My idea of this is simple. You have a tactically challenging map, with obstacles and different advantages and disadvantages...You may or may not have a single goal. Classic defending and besieging warfare. Basically, setting up difficult situations that require the player to have a 'strategicaly' set mind. It doesn't have to have detailed, eyecandied maps, because the emphasis is not on the way the map looks, it is focused on the tactical aspect of the game. Basically, the emphasis and purpose of the map is more of strategy and the use of battle tactics...

I like the 'overworld' system in some respects, but it has it's 'ups and downs'.

EDIT:

Quoted from Ringer:

will probably become the first few scenarios of the campaign (which may well have a dozen):

Oh, you are actually designing a campaign with this general idea? I thought that you were only discussing this idea and contemplating the possibilities of this idealogy...As I said earlier, I am also planning to create a campaign with an idea somewhat like this...

If I misunderstood you, then disregard what I just said.

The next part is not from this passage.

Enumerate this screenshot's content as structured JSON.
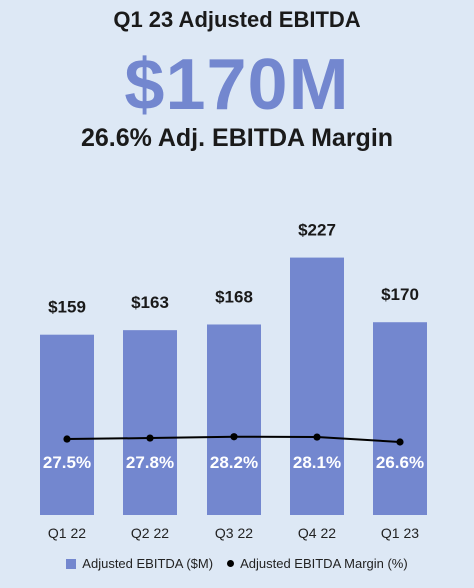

Oh, and btw, I usually take people seriously on the net'...Just so you know.


___~ Super Cell 51 ~___
"Live every day as though it was your last."
JESUS SAVES!

[This message has been edited by Super_Cell_51 (edited 05-06-2006 @ 01:51 PM).]

Ringer
Squire
posted 05-09-06 00:30 AM CT (US)     30 / 32       
I think Super_Cell kinda got it.

Actually, I didn't want to be the one to really design this; I WAS just discussing it. However, I felt it would be disappointing not to make something out of it. So I made the first scenario ( the map, at least ), but my meticulous nature filled it with little graveyards and clearings and deer and gardens and huts and roads. I can't make this kind of scenario!


“Write a wise saying and your name will live forever.” --Anonymous
Super_Cell_51
Squire
posted 05-09-06 11:45 AM CT (US)     31 / 32       
Well, as I am somewhat interested in this idea, I am planning a scenario like this...I have already designed the first scenario. My goal, which may or may not be accomplished, is to find the most challenging aspects of the game, and make scenarios out of these situations. I will probably need some help in find these 'challenges', but a discussion like that may very well belong in the 'General Discussion and Strategy' forum. Anyways, once you have a scenario or two complete, you could send it(or them) to me. I really want to see how your thoughts and ideas on this subject are portrayed in the editor.

Regards,

SuperCell


___~ Super Cell 51 ~___
"Live every day as though it was your last."
JESUS SAVES!
Cesar Bernardi
Squire
posted 05-09-06 11:57 AM CT (US)     32 / 32       
Ana forgot to mention "The Maze" by Berserker Jerker (if he ever released it... I have playtested it), in which you have to "teleport" yourself through several rooms in order to get to a certain point, and then return to your initial position.